Bill Frisell plays Richter 858

C'est un sacré musicien qui se produisait mardi dernier à Ramonville, une sorte d'extra-terrestre dont on ne sait dans quelle mesure il relève du jazz (son étiquette la plus répandue), du folklore imaginaire, de Zappa, Cage ou, plus sûrement, d'art contemporain. Tout, en effet, dans la posture scénique de Bill Frisell, dans son parcours musical et, à cette occasion, le projet qu'il présentait, absolument tout y contribue.
On devine une approche picturale de la musique et, dans le centre culturel de Ramonville-Saint-Agne (au demeurant fort approprié), il n'était pas absurde de se demander si les pupitres portaient des partitions ou des toiles. Celles de Richter en l'occurence puisqu'il était au centre du projet. Et l'idée de composer à partir de ce photographe devenu peintre pouvait nous faire appréhender un niveau d'abstraction peu abordable. Attention, dissonances possibles...

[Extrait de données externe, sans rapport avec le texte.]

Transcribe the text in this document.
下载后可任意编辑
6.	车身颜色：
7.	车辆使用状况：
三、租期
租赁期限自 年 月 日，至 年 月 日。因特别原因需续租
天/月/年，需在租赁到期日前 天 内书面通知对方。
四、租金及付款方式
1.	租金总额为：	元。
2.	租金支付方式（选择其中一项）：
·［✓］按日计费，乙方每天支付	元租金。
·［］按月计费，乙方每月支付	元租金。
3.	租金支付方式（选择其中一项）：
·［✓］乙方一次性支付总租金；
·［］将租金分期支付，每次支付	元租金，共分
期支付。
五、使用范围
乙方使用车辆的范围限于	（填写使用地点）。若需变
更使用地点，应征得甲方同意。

Mais l'univers du quartet de Bill Frisell, c'est d'abord celui de l'intelligence et c'est un questionnement sur l'articulation abstraction/musique narrative nourri d'un imaginaire débordant. C'est aussi un rythme ralenti qui permet la déclinaison de milliards de motifs. Bref, on est beaucoup dans la musique répétitive où tout se joue dans les touchers et les nuances, dans ces infimes décalages qui créent cette sensation de transe. Ces motifs, déclinés à l'infini, sur un rythme obsédant, étaient-ce ceux de Richter à l'oeuvre sur sa toile? Non, réellement, la peinture n'était pas loin et ce concert fut un des plus merveilleux qui m'ait été donnés à voir.
A la fin, après les salutations d'usage, il y eut, pour notre plus grand bonheur, deux rappels à l'issue desquels cet extraordinaire monsieur quitta les bras de sa Telecaster et nous laissa, pour encore de longues heures, avec de fabuleuses images.